Playing to its 1970s kung-fu movie heritage, there's enough wah-wah guitar and horn sections to pack a palladium, combine that with graphic novel-style cutscenes for exposition and such tongue-in-cheek clichés as finishing moves called 'rice sack', 'exploding fist' and 'grasshopper kick', each with arcade-style voice-over announcements, you can almost forget you're in front of your own TV; the game transports you back to a long-lost era of cabinet games in the arcade, before all the alcoholics, hookers and gambling addicts settled in.

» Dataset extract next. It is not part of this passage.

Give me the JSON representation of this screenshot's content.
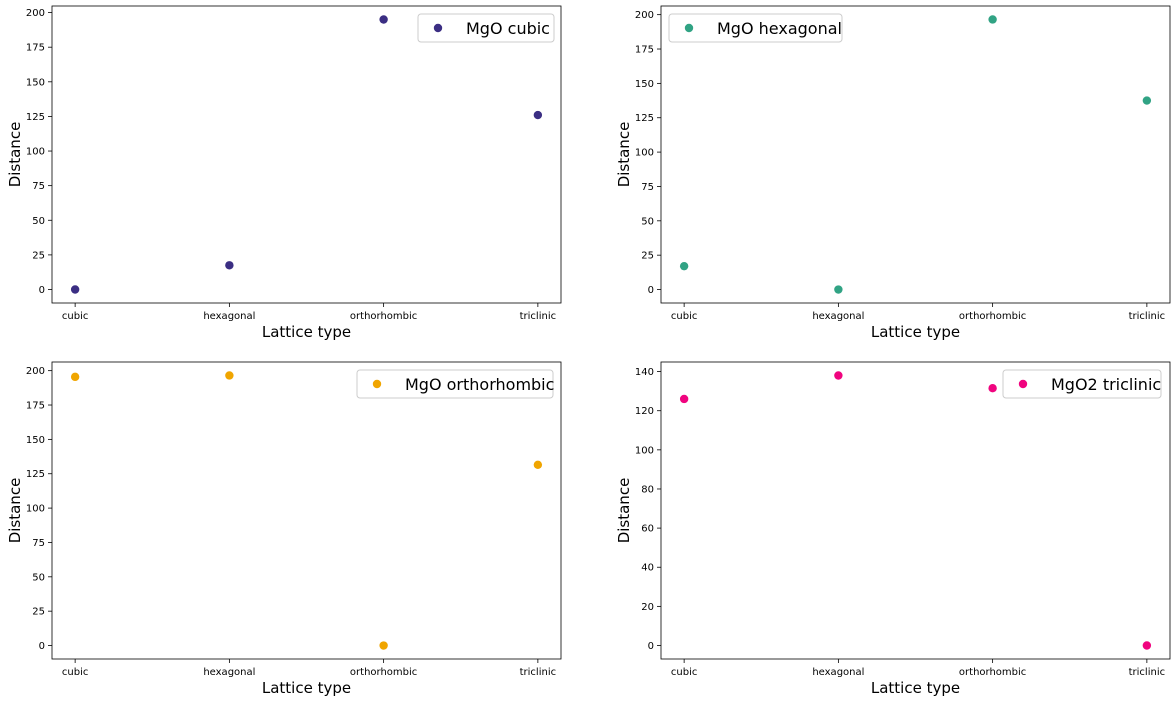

Revenge of the Wounded Dragons is marvellous as a single player game, but really comes to life when you play the two-player co-op, which really does have a heavy leaning on actual co-operation. Weapons, power-ups, hidden collectibles, progressively tougher drone-style enemies litter the game and at the end of each level, you're thrown into a boss battle. Quick learners will discover the right tactics to defeat them, probably incorporating the 'dragon rage' ability where a meter fills and, once activated, provides you with a boost to speed and damage, and the less adept among us will lose a life or two, only to regain them in the next level as pick-ups.
As if this isn't enough for your money, there are mini-games you can unlock along the way, electing to replay them from the main menu. These break the tension and add a new slant to the game's feel, as if varying from fists and feet, to throwing knife, to baseball bat, to gun, to dynamite, to barrel of water and back to fists and feet would even remotely require a new slant to it.
Revenge of the Wounded Dragons is every bit the kitsch and fun kung-fu romp it deserves to be, freshening the genre from ground up to make for a real blast of an arcade experience in the musty, coppery coin smell-free environment of your own home.